Predigt zum 7. Sonntag der Osterzeit (Joh 17,20-26)

Mit den Waffen der Liebe und des Gebetes

Dieses Gebet Jesu um die Einheit aller seiner Jüngerinnen und Jünger, das er beim letzten Abendmahl an Gott Vater richtete, hat der heilige Franz von Sales in seinem Leben ganz besonders ernst genommen. Und dazu hatte er auch wirklich allen Grund. Das 16. Jahrhundert, an dessen Ende er geboren wurde, war das Jahrhundert der Reformation. Europa war tief gespalten zwischen den Anhängern der Reformatoren Martin Luther, Johannes Calvin, Huldrych Zwingli und den Verteidigern der römisch-katholischen Kirche und dem Papst. Dabei kam es immer wieder zu heftigen kriegerischen Auseinandersetzungen mit viel Leid, Tod und Elend. Franz von Sales und seine Familie selbst waren davon betroffen. Ein Landgut der Sales, das sich im heiß umkämpften Gebiet des Chablais, südlich des Genfer Sees, befand wurde einfach niedergebrannt. Und die ersten Jahre nach seiner Priesterweihe 1593 bemühte er sich intensiv um die Einheit in diesem Gebiet des Chablais, um das seit siebzig Jahren zwischen Genf, der Hochburg der Calviner, und dem katholischen Savoyen gestritten wurde.

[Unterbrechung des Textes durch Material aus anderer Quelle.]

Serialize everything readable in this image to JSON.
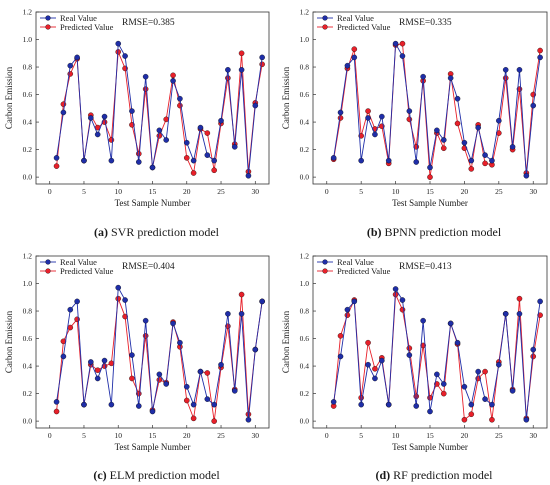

Vier Jahre lang wirkte er dort unermüdlich, auch unter Einsatz seines Lebens, um die Einheit und den Frieden wieder herzustellen. Viermal entging er nur knappe einem Attentat, einmal musste er unter Lebensgefahr eine vereiste Brücke überwinden, vor einem Rudel Wölfe musste er auf einen Baum fliehen und dort die Nacht verbringen. Am Ende aber war er erfolgreich. Das Besondere daran: Franz von Sales kam nicht mit Waffengewalt, seine Methode war das Gebet und vor allem die Liebe, mit der er den Menschen begegnete. Zuvor hatten sich die Gegner stets gegenseitig verteufelt und verflucht … Franz von Sales nannte alle seine Schwestern und Brüder. Er war immer bereit zum Dialog. Als es den Menschen verboten wurde, mit ihm in Kontakt zu treten, nutzte er das damals neue Kommunikationsmittel des Flugblattes, um mit den Menschen ins Gespräch zu kommen. Und er schaffte es nach vier Jahren unermüdlichen Einsatzes tatsächlich, die Einheit im Glauben wiederherzustellen. Am Ende dieser vier Jahre wurde daher ein Fest der Einheit gefeiert, ein „Vierzigstündiges Gebet“, an dem der Herzog von Savoyen und sogar der Nuntius des Papstes teilnahmen.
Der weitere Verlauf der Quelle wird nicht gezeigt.